Pareció revertir la situación, con
el advenimiento del último tercio o cuarto del XX. Los abueletes se
convirtieron entonces en pensionistas. Se les avaló el descanso y las
atenciones hasta el término de sus días, y se les depositó una nómina mensual
en pago por sus muchos quehaceres y sus abnegadas contribuciones a la sociedad.
Sin embargo, arribó la nueva centuria, y afloró el resultado de la malquerencia
de la humanidad, de los abusos y la avaricia, del descontrol y la estafa.
Los abuelos, hogaño, han vuelto a
perder esos derechos que, como miel en los labios, únicamente pudieron saborear
con el extremo de la lengua. Hoy, han vuelto a asumir cargas, de las cuales se
les prometió se hallarían desprendidos. Hoy, los abuelos han de criar a sus
nietos, movidos por la fatalidad de la carencia de una verdadera política de
conciliación laboral y familiar; han de mantener (techo, vestido y alimento) a
sus descendientes, mínimo, hasta el segundo grado, movidos por una crisis
aniquiladora, exclusivamente superada para las autoridades gubernativas y jamás
existente para plutocracia; han de prolongar a perpetuidad su condición de
padres, movidos por un mercado laboral incapaz de colocar a los hijos, quienes,
de tal forma, ostentan el impedimento de poder fundar su particular hogar, su
familia; han de trabajar, movidos por la perspectiva de una pensión ridícula.

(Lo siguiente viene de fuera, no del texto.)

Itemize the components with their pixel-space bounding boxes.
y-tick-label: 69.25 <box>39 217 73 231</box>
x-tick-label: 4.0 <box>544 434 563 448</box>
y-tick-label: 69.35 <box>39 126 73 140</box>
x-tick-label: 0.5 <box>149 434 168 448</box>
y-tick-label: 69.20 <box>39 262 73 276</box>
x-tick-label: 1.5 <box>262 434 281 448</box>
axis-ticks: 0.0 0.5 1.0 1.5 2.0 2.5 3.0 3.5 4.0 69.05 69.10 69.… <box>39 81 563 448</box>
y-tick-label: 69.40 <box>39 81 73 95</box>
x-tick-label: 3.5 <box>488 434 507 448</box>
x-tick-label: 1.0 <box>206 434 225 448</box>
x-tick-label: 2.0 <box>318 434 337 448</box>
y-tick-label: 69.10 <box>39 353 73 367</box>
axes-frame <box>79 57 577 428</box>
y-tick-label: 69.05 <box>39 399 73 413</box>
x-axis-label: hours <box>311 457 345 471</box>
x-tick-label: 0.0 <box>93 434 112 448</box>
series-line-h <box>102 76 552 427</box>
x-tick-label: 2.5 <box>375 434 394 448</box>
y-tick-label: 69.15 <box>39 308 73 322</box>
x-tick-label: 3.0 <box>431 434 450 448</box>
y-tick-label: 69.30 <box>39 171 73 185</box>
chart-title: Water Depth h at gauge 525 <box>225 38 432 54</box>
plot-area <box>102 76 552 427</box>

Abuelos que no son abuelos. Abuelos vapuleados por la
lenidad y el latrocinio, por la brutalidad de un contexto humillante, unos
gobernantes inconsecuentes, una sociedad infame, que ni sabe ni quiere
agradecer los méritos ganados, que, mirándose al ombligo, niega el reflejo de
su futuro; por un egoísmo que vive el presente, arrasando con cuanto obstáculo
se le interpone, exprimiendo cuanto le es provechoso. Mientras los abuelos,
generosos, constreñidos por las circunstancias, deben rejuvenecer, recoger el
papel de los jóvenes, levantar, otra vez, un país arruinado.